Friends,
Since it came to power the BJP government at the Centre has consistently tried to attack the livelihoods and rights of forest dwellers and tribals. Recently, it has intensified its assault:
- Destroying the MSP for MFP scheme, which could have boosted the income of millions of people: In 2013, the UPA introduced a scheme to provide a minimum support price for minor forest produce. This produce constitutes more than half of the income of many forest dwelling communities, especially the desperately oppressed adivasis of central India. But whereas funds for this purpose were released to six States in 2013-2014, in 2014 – 2015 practically all the money in the fund was given to Chhattisgarh alone (excepting a miniscule allocation to Jharkhand). In 2014-2015, 317 crores was allocated for this scheme; 307 crores in 2015-2016; 158 crores in 2016 – 2017; and only 100 crores in 2017 – 2018 (see here).
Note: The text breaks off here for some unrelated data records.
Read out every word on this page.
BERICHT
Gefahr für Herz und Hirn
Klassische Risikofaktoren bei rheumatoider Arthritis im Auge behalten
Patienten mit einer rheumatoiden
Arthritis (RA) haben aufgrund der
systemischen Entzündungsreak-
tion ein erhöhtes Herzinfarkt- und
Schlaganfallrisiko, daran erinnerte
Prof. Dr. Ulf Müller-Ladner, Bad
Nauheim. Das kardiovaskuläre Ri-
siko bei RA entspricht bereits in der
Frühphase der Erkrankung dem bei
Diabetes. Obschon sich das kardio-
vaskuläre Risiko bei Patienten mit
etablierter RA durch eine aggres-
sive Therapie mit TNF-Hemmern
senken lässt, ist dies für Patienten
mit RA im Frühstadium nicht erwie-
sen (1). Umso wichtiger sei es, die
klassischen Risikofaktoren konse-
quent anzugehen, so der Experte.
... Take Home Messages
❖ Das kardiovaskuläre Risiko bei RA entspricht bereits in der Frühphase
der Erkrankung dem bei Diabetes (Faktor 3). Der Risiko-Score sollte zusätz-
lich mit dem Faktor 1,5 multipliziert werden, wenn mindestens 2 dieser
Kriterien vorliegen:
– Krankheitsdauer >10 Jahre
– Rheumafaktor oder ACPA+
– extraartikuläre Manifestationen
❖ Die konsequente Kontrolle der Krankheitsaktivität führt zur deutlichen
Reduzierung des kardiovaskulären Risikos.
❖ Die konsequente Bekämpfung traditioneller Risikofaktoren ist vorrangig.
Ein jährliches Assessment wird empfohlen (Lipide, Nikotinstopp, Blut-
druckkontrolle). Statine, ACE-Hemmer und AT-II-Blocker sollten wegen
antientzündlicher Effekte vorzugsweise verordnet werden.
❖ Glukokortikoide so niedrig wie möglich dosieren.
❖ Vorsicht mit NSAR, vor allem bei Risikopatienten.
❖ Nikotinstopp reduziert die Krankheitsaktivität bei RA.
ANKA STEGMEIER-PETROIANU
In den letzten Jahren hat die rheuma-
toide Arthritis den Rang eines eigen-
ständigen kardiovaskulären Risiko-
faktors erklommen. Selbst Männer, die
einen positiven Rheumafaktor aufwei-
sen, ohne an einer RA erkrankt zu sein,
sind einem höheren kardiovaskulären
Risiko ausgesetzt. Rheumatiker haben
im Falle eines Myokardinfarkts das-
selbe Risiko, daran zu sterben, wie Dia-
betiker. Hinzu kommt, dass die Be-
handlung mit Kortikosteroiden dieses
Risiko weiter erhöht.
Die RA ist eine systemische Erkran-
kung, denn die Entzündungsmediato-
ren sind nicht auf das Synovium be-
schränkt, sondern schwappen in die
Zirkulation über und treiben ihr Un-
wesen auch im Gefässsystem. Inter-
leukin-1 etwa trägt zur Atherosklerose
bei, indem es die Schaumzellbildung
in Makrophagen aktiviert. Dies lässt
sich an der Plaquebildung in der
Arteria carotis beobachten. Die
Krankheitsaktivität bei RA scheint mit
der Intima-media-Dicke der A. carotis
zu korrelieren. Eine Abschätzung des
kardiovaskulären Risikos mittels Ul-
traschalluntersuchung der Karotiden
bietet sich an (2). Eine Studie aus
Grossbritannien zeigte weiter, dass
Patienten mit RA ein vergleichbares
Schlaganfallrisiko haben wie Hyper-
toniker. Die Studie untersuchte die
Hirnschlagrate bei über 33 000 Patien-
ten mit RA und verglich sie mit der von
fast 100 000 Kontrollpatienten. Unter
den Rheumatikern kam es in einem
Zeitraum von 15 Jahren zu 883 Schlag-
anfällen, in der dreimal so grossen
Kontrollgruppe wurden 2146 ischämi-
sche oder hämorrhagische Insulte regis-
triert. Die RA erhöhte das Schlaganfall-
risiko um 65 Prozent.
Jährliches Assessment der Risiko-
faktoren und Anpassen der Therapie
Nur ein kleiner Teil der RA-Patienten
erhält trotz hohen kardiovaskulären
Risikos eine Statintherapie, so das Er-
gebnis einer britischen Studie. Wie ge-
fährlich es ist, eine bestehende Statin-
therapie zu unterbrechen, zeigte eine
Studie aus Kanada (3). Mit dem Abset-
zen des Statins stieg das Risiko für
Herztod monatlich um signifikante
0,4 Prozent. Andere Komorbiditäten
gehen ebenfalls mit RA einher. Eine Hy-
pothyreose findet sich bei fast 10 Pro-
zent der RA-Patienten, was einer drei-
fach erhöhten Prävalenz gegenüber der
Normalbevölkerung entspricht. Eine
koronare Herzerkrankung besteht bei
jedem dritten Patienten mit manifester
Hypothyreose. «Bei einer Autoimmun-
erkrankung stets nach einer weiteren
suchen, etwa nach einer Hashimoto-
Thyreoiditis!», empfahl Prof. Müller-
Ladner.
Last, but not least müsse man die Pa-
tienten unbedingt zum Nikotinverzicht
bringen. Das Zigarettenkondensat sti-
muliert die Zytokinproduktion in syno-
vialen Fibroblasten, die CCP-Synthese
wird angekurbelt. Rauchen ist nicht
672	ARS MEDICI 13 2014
Even more striking, only three crores was actually spent in 2016 – 2017 – effectively finishing off this scheme.
- Making community forest management impossible: Documents obtained through RTI show that the Ministry of Environment and Forests is now working on a “guideline for management of community forest resources”, along with the Ministry of Tribal Affairs. This might seem like a good thing, since for the first time, the Ministry is actually acknowledging that people have statutory rights over their forests. But the actual guideline belies any such hope. Despite being fully 23 pages long (a scanned copy is here), it has no mechanism by which people can hold state agencies accountable to enforce and implement their decisions regarding management of their forests. Meanwhile, chapter 4 of the guideline requires communities to first undertake a survey exercise so extensive that it would make a university department struggle for staff. Villagers are expected to list the species of plants and trees present, provide georeferenced maps, record tree cover and the legal status of forest lands, the texture and depth of soil, the status of stream flow during different months – and this is just the start (see Chapter 4 and Appendix 1 of the draft guideline). Since no gram sabha can conceivably complete such a survey, the Forest Department will cite this guideline to act as if no “appropriate” plan exists; and we will be back to square one. While there has been correspondence between the Ministry of Tribal Affairs and the Environment Ministry on this guideline, these fundamental issues appear to be very much on the cards.
Both of these steps are very much in line with the way this government has constantly tried to extend Bureaucrat Raj in India’s forests. Since the BJP does not have the political courage – or the strength – to state that this is its actual goal, it has been undercutting people’s legal rights by two strategies. The first is gross, continouous violation of the law in order to illegally favour corporates. The second is the creation of new, parallel structures of forest management that ignore the existence of the Forest Rights Act. These include giving private companies control over forests; the introduction of “village forest rules” in BJP ruled states that impose Forest Department control on people’s forests; and, most glaringly, the passage of the Compensatory Afforestation Fund Act, which threatens to expropriate millions of people and which does not have a single word about forest rights.
Meanwhile, till date, less than 3% of the land over which communities have rights has been recognised. This is the real conflict: between democratic control and protection of forests and other natural resources, on the one hand, and a rapacious bureaucracy backed by a vicious corporate assault on the other. In this context, the NDA government’s intentions are clear as day.